The British weekly news publication, The Economist, recently summarized the Angolan capital, Luanda. The city markets itself as the “New Dubai.” The Economist notes a number of similarities: “Luanda has vast oil wealth. If they could only get visas, which are rarely granted, tourists would flock to its beaches and nearby game parks. Following the opening of a modern airport, flights arrive non-stop from Europe and America.” But there’s one key difference: “… if prices in Dubai seem inflated, they have nothing on Luanda. Last year Angola’s capital was the most expensive city in the world, according to Mercer, a New York-based consultancy. A bog-standard hotel room costs $400, a non-alcoholic drink in the lobby $10 (though a mere $2 in a supermarket). An underwhelming hotel buffet is $75 and a pizza on the street $25.” Etcetera, etcetera.
As a professor of African history, I spend ample classroom time analyzing Western produced images, past and present, of the African continent, African peoples, African economies and African cultures. I suggest that these images tell us more about the producers than they do about the places and people they show us. Reading this blog entry (excerpted above) on the The Economist website about Luanda, Angola (the city where I currently live and work), reminded me again of this ‘kickback’ of representation.

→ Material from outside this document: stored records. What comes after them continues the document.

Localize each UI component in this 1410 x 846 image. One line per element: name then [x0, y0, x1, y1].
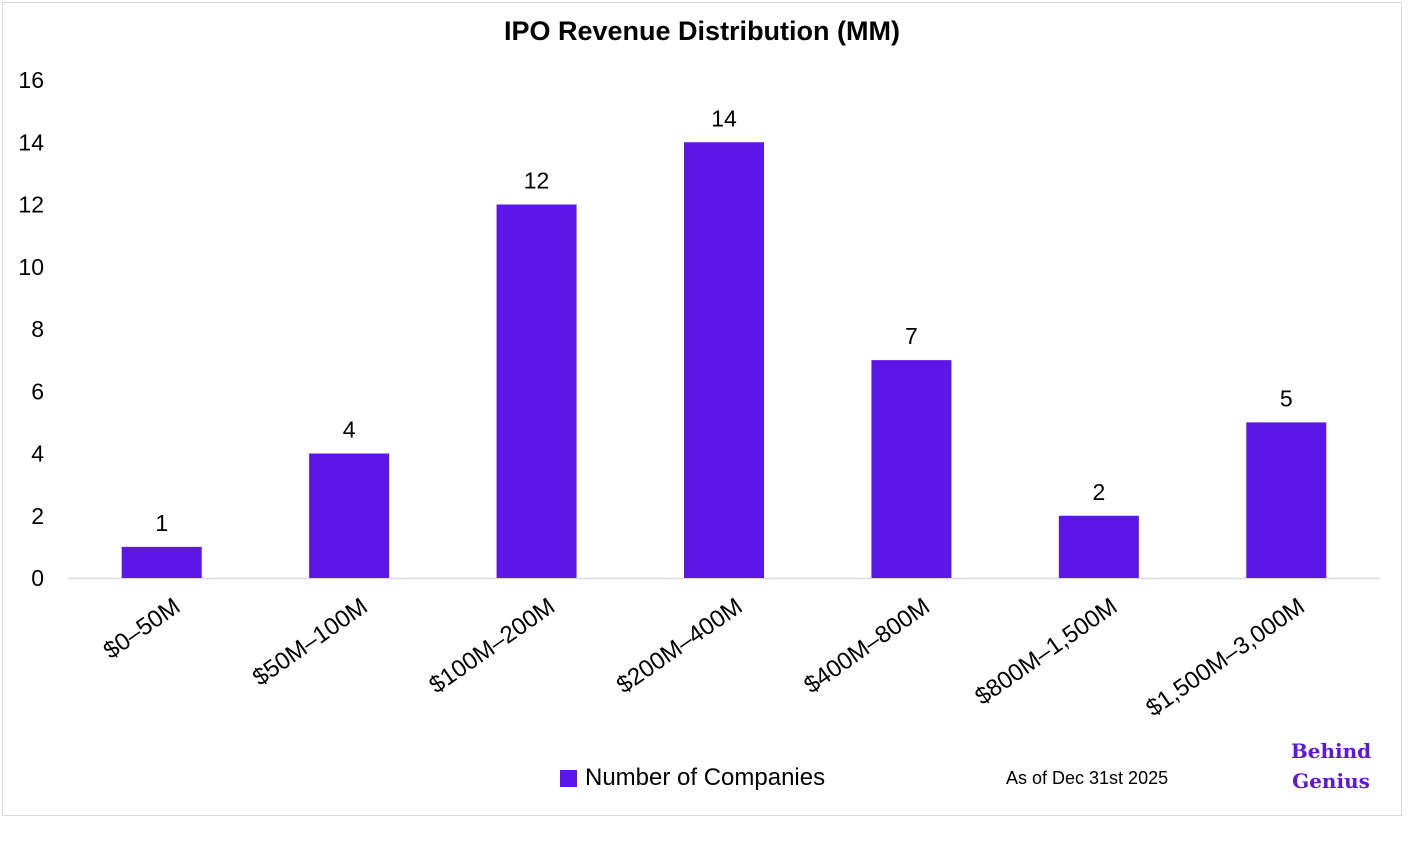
bar-chart: 0 2 4 6 8 10 12 14 16 1 $0–50M 4 $50M–100M 12 $100M–20… [18, 67, 1380, 722]
x-tick-label: $200M–400M [612, 593, 748, 699]
bar [496, 204, 577, 578]
y-tick-label: 0 [31, 565, 44, 591]
y-tick-label: 4 [31, 441, 44, 467]
as-of-date: As of Dec 31st 2025 [1006, 768, 1169, 788]
x-tick-label: $0–50M [99, 593, 186, 665]
y-tick-label: 16 [18, 67, 44, 93]
legend-swatch [560, 769, 577, 787]
bar [684, 142, 764, 578]
data-label: 2 [1092, 479, 1105, 505]
brand-line-2: Genius [1292, 769, 1370, 793]
bar [121, 546, 202, 578]
data-label: 1 [155, 510, 168, 536]
bar [1058, 515, 1139, 578]
bar [309, 453, 390, 578]
y-tick-label: 12 [18, 192, 44, 218]
x-tick-label: $1,500M–3,000M [1141, 593, 1310, 722]
x-tick-label: $400M–800M [799, 593, 935, 699]
brand-line-1: Behind [1290, 739, 1372, 763]
bar [871, 360, 952, 578]
y-tick-label: 8 [31, 316, 44, 342]
bar [1246, 422, 1327, 578]
data-label: 4 [343, 417, 356, 443]
y-tick-label: 2 [31, 503, 44, 529]
brand-logo: Behind Genius [1276, 736, 1386, 796]
data-label: 7 [905, 323, 918, 349]
chart-title: IPO Revenue Distribution (MM) [503, 16, 900, 46]
x-tick-label: $50M–100M [248, 593, 373, 692]
x-tick-label: $800M–1,500M [970, 593, 1122, 711]
data-label: 14 [711, 105, 737, 131]
data-label: 12 [524, 168, 550, 194]
y-tick-label: 6 [31, 378, 44, 404]
data-label: 5 [1280, 385, 1293, 411]
y-tick-label: 14 [18, 129, 44, 155]
legend-label: Number of Companies [585, 764, 826, 791]
legend: Number of Companies [560, 764, 825, 792]
x-tick-label: $100M–200M [424, 593, 560, 699]
y-tick-label: 10 [18, 254, 44, 280]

Surprise and wonder at the high prices and cost of living in Luanda and at the extremes of wealth and poverty in the city are journalistic boilerplate for foreign correspondents visiting Angola. And I’ve come to find it just as tiresome and problematic as 19th century European depictions of African savagery because it erases the complicity of outsiders (who, in the end, consumes the great bulk of oil pumped from Angola’s ocean floor?), and paints Westerners as victims of official corruption or as heroes – in the blog above a Frenchman tried to sue a local business for profiteering (no mention was made, of course, about the ongoing case against French officials on trial in France for having illegally sold arms to Angola during its long civil war and bolstered state power).
Those who pay the highest price, both literally and figuratively, are Angolans. They experience more crime, more hassles from government bureaucrats, and spend huge amounts of time, energy and money on poor goods and services, while a small number of their fellow countrymen and ex-pats make money hand over fist. And yet, I know very few Luandans who ever see themselves as victims.
Representations of Luanda’s high cost of living are 21st century are a lazy riff on 19th century ideas and images. Exotic economies and corrupt officials replace quaint folklore and savage rulers reminding us that Westerners continue need the continent to do symbolic work for them.